Sigara içenlerde, içmeyenlere kıyasla çok daha fazla ateroskleroz (damar sertliği) vardır. Bu, birçok ölüm sonrası muayeneler aracılığıyla gösterilmiştir. Sigara, kalp atış hızını arttırır ve tansiyonu yükseltir. Her iki etken de ateroskleroz ile bağlantılıdır. Yüksek tansiyon, inmenin başlıca risk faktörlerinden biridir.
Sigara, kandaki platelet adı verilen hücre parçaları arasındaki yapışkanlığın artmasına yol açar. Bunlar, kanın pıhtılaşması için gereklidir. Artan yapışkanlık ise kesinlikle Tromboz (damarda pıhtı oluşması) eğilimini yükseltir.

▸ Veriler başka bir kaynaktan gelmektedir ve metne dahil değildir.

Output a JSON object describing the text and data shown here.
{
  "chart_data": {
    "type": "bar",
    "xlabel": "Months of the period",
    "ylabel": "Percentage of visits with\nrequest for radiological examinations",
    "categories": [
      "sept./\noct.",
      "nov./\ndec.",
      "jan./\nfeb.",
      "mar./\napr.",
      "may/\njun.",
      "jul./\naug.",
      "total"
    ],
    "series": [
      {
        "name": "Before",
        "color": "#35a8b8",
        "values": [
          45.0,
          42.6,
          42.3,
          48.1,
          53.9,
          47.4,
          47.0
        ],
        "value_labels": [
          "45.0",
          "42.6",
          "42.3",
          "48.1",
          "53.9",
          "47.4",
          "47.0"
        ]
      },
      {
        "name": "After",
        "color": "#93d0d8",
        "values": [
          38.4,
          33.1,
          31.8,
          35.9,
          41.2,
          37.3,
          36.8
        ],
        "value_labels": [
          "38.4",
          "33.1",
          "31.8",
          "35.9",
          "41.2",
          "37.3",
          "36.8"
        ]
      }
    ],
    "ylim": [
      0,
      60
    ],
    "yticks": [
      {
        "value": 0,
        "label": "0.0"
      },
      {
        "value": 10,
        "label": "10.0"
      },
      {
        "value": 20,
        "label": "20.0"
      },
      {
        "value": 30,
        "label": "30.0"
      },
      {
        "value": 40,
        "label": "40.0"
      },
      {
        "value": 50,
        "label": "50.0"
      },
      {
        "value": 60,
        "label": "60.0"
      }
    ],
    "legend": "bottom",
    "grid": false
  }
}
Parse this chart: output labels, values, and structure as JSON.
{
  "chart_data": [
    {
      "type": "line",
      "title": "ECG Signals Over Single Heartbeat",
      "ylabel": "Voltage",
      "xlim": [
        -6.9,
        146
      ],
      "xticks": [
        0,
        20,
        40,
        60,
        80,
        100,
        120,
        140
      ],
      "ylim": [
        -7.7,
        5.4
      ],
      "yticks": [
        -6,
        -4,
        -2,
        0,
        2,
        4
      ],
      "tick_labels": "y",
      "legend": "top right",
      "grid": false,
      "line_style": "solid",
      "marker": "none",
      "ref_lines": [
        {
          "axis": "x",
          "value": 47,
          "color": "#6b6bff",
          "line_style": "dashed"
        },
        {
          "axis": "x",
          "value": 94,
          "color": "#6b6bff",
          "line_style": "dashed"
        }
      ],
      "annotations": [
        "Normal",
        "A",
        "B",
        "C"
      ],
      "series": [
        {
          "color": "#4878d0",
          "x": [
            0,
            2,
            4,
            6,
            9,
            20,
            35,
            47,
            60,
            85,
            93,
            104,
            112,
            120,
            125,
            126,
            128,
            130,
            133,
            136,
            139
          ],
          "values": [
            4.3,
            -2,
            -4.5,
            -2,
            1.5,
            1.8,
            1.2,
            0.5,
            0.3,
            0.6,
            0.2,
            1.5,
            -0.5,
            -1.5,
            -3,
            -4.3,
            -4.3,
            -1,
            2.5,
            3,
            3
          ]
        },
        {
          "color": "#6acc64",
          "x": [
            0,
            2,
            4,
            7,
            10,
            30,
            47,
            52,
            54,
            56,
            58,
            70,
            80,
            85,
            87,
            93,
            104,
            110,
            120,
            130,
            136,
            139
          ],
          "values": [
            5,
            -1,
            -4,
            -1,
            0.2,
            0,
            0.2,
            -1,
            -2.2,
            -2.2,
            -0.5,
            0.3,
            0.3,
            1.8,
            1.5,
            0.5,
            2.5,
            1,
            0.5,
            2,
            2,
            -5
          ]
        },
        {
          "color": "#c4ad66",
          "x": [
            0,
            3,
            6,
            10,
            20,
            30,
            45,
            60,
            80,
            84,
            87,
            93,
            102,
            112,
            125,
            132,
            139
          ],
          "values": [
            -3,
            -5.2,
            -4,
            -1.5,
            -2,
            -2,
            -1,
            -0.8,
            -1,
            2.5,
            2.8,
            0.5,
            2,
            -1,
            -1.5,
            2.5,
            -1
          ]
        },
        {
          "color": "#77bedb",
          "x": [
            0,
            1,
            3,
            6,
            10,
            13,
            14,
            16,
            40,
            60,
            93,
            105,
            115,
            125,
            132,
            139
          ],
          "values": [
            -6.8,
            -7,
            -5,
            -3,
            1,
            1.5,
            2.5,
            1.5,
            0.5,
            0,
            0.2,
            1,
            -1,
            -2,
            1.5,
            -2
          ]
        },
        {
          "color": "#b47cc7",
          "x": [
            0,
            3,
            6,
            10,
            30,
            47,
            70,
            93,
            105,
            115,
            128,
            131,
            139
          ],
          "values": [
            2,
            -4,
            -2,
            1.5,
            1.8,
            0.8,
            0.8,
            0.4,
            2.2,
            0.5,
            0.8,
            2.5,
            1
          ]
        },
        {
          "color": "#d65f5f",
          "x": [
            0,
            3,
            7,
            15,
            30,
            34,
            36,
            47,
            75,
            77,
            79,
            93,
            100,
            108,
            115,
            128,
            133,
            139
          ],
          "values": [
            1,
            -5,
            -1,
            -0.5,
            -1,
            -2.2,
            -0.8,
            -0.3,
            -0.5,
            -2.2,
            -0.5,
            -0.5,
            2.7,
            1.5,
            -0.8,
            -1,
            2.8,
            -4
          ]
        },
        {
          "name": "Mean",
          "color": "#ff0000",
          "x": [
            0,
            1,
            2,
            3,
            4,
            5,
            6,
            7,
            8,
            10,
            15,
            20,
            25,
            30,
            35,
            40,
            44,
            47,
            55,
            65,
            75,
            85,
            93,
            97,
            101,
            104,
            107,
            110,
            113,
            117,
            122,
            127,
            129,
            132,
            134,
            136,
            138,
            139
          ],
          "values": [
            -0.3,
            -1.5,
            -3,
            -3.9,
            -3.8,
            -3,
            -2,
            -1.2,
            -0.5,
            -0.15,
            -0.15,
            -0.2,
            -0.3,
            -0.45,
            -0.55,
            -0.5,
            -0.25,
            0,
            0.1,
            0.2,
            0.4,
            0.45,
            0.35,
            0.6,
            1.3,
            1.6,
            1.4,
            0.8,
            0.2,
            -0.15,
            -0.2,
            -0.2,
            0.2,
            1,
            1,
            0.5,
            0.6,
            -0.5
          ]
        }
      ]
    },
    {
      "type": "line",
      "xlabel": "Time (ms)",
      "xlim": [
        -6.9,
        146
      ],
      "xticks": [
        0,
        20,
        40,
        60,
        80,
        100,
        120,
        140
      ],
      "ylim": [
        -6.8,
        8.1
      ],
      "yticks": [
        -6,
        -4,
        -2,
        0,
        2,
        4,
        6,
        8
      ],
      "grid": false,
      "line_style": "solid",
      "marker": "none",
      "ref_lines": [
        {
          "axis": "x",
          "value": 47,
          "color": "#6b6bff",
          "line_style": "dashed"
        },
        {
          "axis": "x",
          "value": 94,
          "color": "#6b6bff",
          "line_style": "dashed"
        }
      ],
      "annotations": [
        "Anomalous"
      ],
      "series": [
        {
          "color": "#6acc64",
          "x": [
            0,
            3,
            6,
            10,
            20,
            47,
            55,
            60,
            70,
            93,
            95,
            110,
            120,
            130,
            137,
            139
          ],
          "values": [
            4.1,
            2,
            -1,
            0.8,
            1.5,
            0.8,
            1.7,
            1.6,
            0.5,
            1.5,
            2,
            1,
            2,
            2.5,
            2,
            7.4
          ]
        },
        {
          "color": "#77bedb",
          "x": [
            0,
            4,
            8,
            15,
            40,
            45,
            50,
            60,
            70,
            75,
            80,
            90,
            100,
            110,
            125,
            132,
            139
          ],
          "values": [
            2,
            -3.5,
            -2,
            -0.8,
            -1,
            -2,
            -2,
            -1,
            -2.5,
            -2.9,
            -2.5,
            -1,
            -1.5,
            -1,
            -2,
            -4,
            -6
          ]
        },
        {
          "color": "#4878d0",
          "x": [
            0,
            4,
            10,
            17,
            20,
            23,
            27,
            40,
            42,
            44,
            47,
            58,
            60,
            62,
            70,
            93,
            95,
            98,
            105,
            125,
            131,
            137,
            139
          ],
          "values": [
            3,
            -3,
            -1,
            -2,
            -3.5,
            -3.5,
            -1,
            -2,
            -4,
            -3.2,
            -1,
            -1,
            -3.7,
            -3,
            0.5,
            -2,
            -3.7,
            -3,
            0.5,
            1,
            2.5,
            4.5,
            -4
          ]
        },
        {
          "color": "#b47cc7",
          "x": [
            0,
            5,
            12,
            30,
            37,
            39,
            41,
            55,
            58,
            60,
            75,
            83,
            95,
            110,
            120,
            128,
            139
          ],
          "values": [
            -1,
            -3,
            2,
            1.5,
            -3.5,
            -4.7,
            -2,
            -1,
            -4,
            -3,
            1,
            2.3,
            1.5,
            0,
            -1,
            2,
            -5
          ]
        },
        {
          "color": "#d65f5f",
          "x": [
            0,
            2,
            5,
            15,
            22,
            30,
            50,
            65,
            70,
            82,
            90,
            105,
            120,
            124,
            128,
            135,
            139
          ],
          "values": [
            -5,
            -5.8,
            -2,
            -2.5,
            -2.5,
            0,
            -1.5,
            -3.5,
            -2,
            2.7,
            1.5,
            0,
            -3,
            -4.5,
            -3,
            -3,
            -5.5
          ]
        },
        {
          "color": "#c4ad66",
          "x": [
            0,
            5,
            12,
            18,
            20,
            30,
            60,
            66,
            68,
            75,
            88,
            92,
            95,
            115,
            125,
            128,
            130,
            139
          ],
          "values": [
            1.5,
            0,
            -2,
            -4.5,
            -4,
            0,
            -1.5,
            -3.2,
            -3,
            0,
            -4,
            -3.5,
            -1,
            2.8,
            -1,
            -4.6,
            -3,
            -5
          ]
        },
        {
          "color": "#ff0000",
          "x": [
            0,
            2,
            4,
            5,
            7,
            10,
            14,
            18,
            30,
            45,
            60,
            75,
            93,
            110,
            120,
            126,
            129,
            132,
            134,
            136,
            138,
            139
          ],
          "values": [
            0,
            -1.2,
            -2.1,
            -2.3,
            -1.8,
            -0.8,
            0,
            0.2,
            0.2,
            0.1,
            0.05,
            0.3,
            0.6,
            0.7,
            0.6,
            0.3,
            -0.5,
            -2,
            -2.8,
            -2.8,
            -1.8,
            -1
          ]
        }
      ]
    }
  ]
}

Dumanla birlikte solunum yoluyla alınan karbon monoksit, kanın oksijen taşıma kapasitesini önemli derecede azaltır.
Kan pıhtısı oluşma açısından yüksek risk taşıyan insanların aspirin ya da warfarin gibi bir ilaç alarak bu riski ve dolayısıyla inme riskini azaltmaları önerilebilir.
Migrenli insanların inme riski daha yüksektir. Çoğu kez kadınlarda daha kötü olan migren ile östrojen hormonu düzeylerinin inişli çıkışlı bir seyir izlemesi arasında bağlantı kurulmuştur. Nörolojik semptomlu şiddetli migreniniz (“klasik” migren) varsa, kombine doğum kontrol hapı alınması migrenin şiddetini ve inme riskini arttırabilir. Nörolojik semptomlar arasında konuşma ve görme güçlüklerinin yanı sıra, bir uzvun ya da vücudun bir tarafının uyuşması ya da karıncalanması sayılabilir. Bu semptomlar sizde varsa, sadece projesteron içeren hapa geçiş yapmayı düşünmelisiniz.